Los pescadores de Nueva Venecia y Buenavista interpusieron el año pasado una tutela reclamando la protección de sus derechos a la alimentación y al agua, al trabajo y a la vida digna, entre otros, con el apoyo de Dejusticia y Uninorte. Denunciaron que 26 entidades públicas nacionales y locales no estaban cumpliendo con sus funciones para proteger este ecosistema, que constituye su hogar y del que han sacado desde siempre su sustento. La Ciénaga Grande de Santa Marta constituye uno de los ecosistemas tropicales más biodiversos y productivos de Colombia y para estas comunidades palafíticas significa el mundo entero. Su estilo de vida se ha moldeado en simbiosis con la Ciénaga. Sus casas están adaptadas para variar de altura según los cambios en los niveles del agua y los pobladores dicen que los niños aprenden a bogar antes que a caminar. Además, sus lazos como comunidad se entretejen en la transmisión e intercambio de saberes alrededor de la pesca y de la Ciénaga.

Después de la hora del almuerzo es común ver a los niños y niñas jugando por ahí en canoas y llantas aún con el uniforme puesto. Algunos adultos juegan dominó y cuelgan ropa, como en el cuento. La diferencia es que en la Ciénaga de la realidad la gente debe preocuparse por conseguir qué comer cuando los pescadores regresan a sus casas con las redes vacías. Muchas veces, me explican, los vecinos comparten sus provisiones entre ellos.

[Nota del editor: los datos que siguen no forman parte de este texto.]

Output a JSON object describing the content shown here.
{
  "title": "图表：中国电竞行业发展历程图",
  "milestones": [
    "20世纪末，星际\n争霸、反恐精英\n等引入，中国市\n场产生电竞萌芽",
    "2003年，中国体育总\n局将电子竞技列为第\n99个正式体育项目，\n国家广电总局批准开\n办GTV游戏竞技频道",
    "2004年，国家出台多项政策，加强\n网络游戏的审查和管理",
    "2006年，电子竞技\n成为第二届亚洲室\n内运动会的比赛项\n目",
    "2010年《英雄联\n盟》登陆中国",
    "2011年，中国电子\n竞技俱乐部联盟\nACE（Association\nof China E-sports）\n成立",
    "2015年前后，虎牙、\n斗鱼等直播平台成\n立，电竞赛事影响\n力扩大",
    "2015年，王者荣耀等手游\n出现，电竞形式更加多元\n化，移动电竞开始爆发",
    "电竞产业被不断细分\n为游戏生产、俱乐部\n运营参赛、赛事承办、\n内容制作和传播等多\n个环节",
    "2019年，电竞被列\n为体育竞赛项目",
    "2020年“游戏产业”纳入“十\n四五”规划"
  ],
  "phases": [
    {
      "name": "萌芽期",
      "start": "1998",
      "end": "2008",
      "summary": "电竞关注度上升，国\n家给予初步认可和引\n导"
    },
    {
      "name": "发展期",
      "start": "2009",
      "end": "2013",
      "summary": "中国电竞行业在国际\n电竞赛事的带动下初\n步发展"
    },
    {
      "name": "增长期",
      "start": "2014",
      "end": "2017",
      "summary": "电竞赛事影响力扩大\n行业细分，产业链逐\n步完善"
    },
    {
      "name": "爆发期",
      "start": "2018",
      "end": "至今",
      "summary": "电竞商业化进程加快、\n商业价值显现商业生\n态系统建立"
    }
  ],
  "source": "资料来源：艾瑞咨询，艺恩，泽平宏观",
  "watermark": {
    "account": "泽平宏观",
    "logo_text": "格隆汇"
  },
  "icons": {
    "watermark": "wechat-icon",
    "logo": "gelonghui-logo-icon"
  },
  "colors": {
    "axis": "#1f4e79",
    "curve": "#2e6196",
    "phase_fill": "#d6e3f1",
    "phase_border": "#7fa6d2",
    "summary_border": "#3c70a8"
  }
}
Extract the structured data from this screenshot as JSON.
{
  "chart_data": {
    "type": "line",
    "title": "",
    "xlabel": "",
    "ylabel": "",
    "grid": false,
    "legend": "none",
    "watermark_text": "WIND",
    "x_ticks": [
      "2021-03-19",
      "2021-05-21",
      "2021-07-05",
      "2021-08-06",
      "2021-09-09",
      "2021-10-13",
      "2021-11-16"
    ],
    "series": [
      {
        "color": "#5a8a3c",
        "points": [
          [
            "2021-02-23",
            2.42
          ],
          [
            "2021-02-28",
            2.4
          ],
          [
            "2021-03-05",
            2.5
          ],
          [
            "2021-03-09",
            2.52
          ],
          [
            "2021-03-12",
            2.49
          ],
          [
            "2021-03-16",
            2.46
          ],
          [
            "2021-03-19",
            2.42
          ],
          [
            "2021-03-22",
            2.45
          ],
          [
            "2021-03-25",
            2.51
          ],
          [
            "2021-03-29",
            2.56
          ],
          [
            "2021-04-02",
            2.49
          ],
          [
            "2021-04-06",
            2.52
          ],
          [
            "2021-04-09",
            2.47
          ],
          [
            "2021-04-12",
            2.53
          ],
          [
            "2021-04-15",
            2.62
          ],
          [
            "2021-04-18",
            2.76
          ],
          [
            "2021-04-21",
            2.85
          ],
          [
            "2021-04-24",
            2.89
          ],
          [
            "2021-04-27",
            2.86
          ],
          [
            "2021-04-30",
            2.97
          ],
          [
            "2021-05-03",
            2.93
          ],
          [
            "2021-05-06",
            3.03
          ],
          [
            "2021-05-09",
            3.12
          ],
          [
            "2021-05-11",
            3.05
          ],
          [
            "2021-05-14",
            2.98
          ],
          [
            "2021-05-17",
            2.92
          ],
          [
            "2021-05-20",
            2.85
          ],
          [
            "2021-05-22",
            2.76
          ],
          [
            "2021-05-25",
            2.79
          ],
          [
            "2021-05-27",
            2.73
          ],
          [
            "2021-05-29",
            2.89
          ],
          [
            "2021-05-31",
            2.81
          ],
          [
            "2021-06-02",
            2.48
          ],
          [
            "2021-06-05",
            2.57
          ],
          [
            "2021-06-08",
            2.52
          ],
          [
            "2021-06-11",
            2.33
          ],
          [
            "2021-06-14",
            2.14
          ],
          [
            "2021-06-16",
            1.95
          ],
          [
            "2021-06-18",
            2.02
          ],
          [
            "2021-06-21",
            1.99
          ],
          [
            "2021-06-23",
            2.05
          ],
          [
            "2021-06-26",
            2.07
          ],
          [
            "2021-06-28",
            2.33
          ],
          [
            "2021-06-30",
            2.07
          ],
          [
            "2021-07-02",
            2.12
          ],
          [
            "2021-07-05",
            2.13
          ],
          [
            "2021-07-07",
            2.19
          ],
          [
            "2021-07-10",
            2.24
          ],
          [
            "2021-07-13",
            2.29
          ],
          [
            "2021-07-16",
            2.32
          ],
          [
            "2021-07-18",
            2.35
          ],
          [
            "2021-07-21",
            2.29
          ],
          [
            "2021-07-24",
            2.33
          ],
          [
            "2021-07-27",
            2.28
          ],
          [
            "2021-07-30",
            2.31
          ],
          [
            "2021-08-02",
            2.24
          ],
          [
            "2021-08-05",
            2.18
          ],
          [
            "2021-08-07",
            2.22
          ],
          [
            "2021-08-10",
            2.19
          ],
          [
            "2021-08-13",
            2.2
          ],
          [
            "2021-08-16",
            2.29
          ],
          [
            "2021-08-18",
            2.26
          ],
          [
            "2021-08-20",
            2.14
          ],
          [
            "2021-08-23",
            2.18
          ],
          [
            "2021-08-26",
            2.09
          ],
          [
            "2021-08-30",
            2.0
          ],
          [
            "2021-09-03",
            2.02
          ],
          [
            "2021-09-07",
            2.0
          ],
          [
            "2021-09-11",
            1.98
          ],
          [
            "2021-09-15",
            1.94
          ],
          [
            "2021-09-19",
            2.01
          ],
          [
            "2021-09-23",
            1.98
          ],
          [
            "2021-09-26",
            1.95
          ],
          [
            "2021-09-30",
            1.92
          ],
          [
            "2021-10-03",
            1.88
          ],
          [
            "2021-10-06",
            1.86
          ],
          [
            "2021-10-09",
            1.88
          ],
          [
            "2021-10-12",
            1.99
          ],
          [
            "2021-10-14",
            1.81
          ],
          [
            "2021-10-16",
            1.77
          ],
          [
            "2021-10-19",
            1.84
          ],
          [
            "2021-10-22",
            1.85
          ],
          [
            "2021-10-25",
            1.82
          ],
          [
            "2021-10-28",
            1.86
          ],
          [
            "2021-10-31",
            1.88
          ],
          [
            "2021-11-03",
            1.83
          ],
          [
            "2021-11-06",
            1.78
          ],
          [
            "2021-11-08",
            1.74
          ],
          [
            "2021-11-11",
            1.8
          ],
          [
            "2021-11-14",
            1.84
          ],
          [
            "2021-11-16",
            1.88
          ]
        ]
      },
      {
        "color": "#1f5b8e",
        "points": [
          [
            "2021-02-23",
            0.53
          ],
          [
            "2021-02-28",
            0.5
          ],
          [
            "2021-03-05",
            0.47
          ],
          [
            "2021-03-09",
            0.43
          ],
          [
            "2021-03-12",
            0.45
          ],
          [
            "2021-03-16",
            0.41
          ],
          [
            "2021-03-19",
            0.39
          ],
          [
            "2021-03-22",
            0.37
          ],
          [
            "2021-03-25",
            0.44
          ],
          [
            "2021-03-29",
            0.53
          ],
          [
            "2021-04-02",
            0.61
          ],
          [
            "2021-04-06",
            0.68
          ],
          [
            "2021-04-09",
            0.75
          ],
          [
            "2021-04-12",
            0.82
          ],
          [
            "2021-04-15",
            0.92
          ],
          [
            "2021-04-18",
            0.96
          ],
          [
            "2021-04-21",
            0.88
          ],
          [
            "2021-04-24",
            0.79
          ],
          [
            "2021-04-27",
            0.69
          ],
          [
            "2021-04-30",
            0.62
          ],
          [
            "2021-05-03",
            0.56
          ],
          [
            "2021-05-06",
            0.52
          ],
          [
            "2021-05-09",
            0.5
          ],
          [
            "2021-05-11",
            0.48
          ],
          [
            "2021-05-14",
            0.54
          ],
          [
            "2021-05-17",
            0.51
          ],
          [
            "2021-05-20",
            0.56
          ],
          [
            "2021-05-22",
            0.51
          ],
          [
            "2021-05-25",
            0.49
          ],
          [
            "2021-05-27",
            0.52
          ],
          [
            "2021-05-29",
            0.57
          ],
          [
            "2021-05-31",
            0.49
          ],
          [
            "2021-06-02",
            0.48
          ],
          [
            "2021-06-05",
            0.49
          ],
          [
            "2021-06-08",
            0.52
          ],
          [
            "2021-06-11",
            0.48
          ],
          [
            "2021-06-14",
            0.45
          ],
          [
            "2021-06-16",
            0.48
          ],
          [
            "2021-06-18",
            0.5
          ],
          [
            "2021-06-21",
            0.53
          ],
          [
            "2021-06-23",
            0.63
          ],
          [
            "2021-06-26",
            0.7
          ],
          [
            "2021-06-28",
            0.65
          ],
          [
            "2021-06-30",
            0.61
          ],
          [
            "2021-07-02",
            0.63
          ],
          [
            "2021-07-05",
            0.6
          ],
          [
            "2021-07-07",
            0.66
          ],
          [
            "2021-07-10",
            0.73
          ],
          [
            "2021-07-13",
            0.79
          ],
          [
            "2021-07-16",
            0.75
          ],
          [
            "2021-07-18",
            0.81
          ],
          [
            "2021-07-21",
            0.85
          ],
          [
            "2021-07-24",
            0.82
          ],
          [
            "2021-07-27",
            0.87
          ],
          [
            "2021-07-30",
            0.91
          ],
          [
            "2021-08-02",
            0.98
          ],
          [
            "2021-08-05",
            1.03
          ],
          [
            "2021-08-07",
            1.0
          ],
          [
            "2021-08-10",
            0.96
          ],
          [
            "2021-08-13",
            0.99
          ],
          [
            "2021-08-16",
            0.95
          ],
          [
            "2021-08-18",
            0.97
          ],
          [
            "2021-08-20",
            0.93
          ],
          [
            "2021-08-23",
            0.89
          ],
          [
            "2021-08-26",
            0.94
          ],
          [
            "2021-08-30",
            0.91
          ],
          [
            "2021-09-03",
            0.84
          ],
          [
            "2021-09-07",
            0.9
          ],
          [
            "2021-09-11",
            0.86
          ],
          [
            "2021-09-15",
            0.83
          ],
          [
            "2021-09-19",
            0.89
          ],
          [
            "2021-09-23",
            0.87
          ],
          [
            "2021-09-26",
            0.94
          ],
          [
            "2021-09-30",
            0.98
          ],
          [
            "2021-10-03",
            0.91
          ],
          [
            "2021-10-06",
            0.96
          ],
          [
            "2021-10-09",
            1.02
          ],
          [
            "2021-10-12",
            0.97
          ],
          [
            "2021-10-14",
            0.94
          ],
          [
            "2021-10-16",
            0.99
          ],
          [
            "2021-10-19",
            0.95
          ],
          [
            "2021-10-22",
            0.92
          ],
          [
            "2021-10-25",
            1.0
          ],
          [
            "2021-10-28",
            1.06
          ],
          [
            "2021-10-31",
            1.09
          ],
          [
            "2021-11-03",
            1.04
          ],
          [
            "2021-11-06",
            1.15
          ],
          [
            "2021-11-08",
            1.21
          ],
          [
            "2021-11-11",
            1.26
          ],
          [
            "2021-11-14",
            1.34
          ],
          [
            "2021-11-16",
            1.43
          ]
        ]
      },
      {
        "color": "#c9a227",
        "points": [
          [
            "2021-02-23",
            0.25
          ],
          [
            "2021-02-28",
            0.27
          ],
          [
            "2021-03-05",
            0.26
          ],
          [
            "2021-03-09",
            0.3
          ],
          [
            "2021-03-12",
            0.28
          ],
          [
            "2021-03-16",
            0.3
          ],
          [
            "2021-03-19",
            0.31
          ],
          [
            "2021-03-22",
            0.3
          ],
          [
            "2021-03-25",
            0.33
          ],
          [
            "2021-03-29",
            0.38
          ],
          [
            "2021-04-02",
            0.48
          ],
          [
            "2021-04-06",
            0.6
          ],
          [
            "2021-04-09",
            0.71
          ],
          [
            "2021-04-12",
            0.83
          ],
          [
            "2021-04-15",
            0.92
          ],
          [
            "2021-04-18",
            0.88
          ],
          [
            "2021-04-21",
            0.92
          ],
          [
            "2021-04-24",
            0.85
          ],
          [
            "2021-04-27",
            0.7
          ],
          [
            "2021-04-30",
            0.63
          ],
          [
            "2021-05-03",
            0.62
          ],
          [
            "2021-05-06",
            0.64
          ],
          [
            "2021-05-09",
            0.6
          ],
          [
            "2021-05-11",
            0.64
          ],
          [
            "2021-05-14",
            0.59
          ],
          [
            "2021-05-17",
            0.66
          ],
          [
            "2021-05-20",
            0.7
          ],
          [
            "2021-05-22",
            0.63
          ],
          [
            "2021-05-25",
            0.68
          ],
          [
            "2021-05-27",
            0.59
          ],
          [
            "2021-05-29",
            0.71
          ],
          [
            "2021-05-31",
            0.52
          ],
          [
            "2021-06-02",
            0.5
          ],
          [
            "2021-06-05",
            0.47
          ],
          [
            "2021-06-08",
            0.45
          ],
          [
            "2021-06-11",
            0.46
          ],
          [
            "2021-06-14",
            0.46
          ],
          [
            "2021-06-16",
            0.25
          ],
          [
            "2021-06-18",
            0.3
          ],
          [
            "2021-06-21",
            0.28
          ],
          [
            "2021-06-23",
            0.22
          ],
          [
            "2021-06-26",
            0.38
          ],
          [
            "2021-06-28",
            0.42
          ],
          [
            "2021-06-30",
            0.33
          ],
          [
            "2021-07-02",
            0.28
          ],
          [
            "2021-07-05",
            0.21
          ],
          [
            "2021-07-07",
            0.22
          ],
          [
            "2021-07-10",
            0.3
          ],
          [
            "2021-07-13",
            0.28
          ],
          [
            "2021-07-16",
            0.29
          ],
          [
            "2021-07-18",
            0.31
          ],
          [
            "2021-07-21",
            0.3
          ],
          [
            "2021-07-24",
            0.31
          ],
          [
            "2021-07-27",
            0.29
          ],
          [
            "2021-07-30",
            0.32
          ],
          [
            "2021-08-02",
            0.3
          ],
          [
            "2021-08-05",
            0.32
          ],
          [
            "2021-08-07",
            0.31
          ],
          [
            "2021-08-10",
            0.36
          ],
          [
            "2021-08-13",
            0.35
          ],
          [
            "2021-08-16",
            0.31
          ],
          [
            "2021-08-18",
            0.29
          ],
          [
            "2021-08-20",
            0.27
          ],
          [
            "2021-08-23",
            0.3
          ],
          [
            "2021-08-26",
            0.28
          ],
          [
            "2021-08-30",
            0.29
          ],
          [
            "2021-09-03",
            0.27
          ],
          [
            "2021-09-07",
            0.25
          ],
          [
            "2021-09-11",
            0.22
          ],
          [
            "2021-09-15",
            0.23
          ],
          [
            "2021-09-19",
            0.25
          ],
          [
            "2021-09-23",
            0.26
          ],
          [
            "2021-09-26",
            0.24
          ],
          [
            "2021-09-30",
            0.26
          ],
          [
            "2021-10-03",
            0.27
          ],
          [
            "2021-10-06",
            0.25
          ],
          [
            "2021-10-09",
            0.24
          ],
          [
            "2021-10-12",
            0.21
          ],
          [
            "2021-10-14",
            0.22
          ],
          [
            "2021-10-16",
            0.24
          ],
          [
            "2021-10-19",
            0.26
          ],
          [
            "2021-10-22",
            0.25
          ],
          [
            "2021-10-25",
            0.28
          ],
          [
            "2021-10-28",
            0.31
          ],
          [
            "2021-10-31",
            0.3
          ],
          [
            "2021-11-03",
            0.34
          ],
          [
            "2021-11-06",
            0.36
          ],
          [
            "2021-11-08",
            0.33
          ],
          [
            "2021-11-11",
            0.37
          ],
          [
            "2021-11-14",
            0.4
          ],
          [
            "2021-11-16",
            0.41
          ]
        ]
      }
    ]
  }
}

Aunque la Ciénaga fue declarada reserva de la Biósfera por la Unesco en 2000, y fue el primer humedal de Colombia en ser incluido en la Lista Ramsar —también conocida como la Lista de Humedales de Importancia Internacional— en 1998, hoy se encuentra muy deteriorada. Al pensar en las imágenes del cuento que atesoré en mi infancia pienso en el increíble desconocimiento que tenemos los citadinos de lo que pasa en el resto del país.

Hoy en día los pescadores se encuentran a la espera del fallo de la Corte Constitucional que seleccionó la tutela después de ser rechazada en primera y segunda instancia por el Tribunal Superior de Santa Marta y el Consejo de Estado. Lo cierto es que Nueva Venecia no es una ficción, aunque casi no salga en los medios. Y la gente que vive en las poblaciones palafíticas de Colombia debería poder vivir feliz, con agua potable y alcantarillado, con dignidad, sin hambre y sin miedo.